Around one in 10 women experience postnatal depression after having a baby. Our award-winning range of self-help guides includes a booklet on postnatal depression. The guide explains some of the causes, explores ways of coping and managing postnatal depression and signposts to further support. You can find the guide here.

Support Groups

Our community mental health teams host support a number of support groups. ‘Finding Our Rhythm’, which is an online perinatal mother and baby group, and GroBrain, an 8-week course about infant brain development and how parents can impact this.

The Trust has received some brilliant feedback for these groups.

“Being a mammy is isolating enough, your world as you know it is never the same again and that’s hard enough without adding mental health into the mixture so having a group of likeminded mummys is like a safe haven and a lovely community where you can say anything and know you won’t be judged. We share stories of our babies’, good and bad, and share out tips and tricks to make our lives that little bit easier. We smile, laugh, cry but at the end of the group we are all just HUMAN.”

“Grobrain group has really opened my eyes to how good of a Mam I really am. It’s shown me the things I’m doing are right by my daughter and motherhood is different for everyone. Hearing other mams’ stories has really opened my eyes to maternal mental health and the issues I’ve battled with are so much more common than I thought. Even something as small as knowing that has helped me be more honest about my mental health which makes me an even better Mam.”

“Both baby groups have really helped me with my confidence and it’s helped me learn more about my son and how his brain works and what signs he gives for different things.
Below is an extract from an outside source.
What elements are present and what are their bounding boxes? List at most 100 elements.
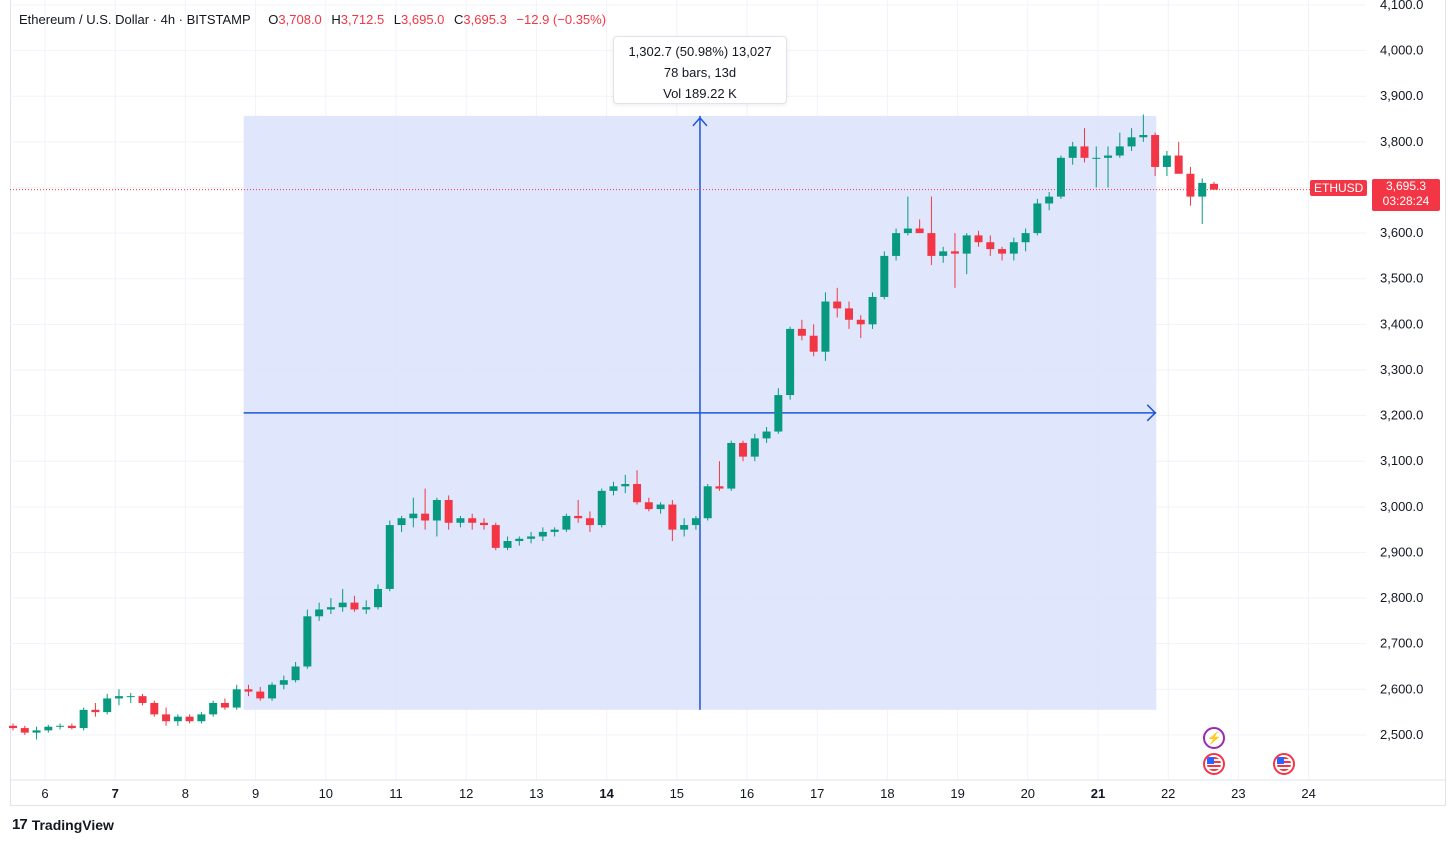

It’s massively helped my mental health as I thought I wasn’t a good enough mam because I didn’t know what he was wanting or how his little brain worked so it had an impact on my mental health negatively but both the baby groups have really helped me and it’s helped my mental health.”

“The Grobrain group really helps me be more confident in my parenting by helping me know how her brain works and develops as well as being able to share similar experiences with other parents. I also LOVE learning as much as I can about my baby so it makes my week a little bit better.”

“Being pregnant and having a baby is an emotional time for a mam, add mental health into the mix and it’s an emotional roller coaster of conflicting and intrusive feelings. The group has helped me to connect with other mams, who don’t expect me to be happy all of the time, and actually it’s ok not to be ok and to need additional support. Connecting with other mams and babies who struggle with mental health difficulties has made me a stronger person and mam for my baby boy.”

“I can connect and bond better with my baby since attending group, because I’m more able to manage my emotions and thoughts after talking to professionals and people going through a similar experience.”

If you are pregnant or a new mother and are worried about your mental health, please speak to your GP who will help you to access the support you need.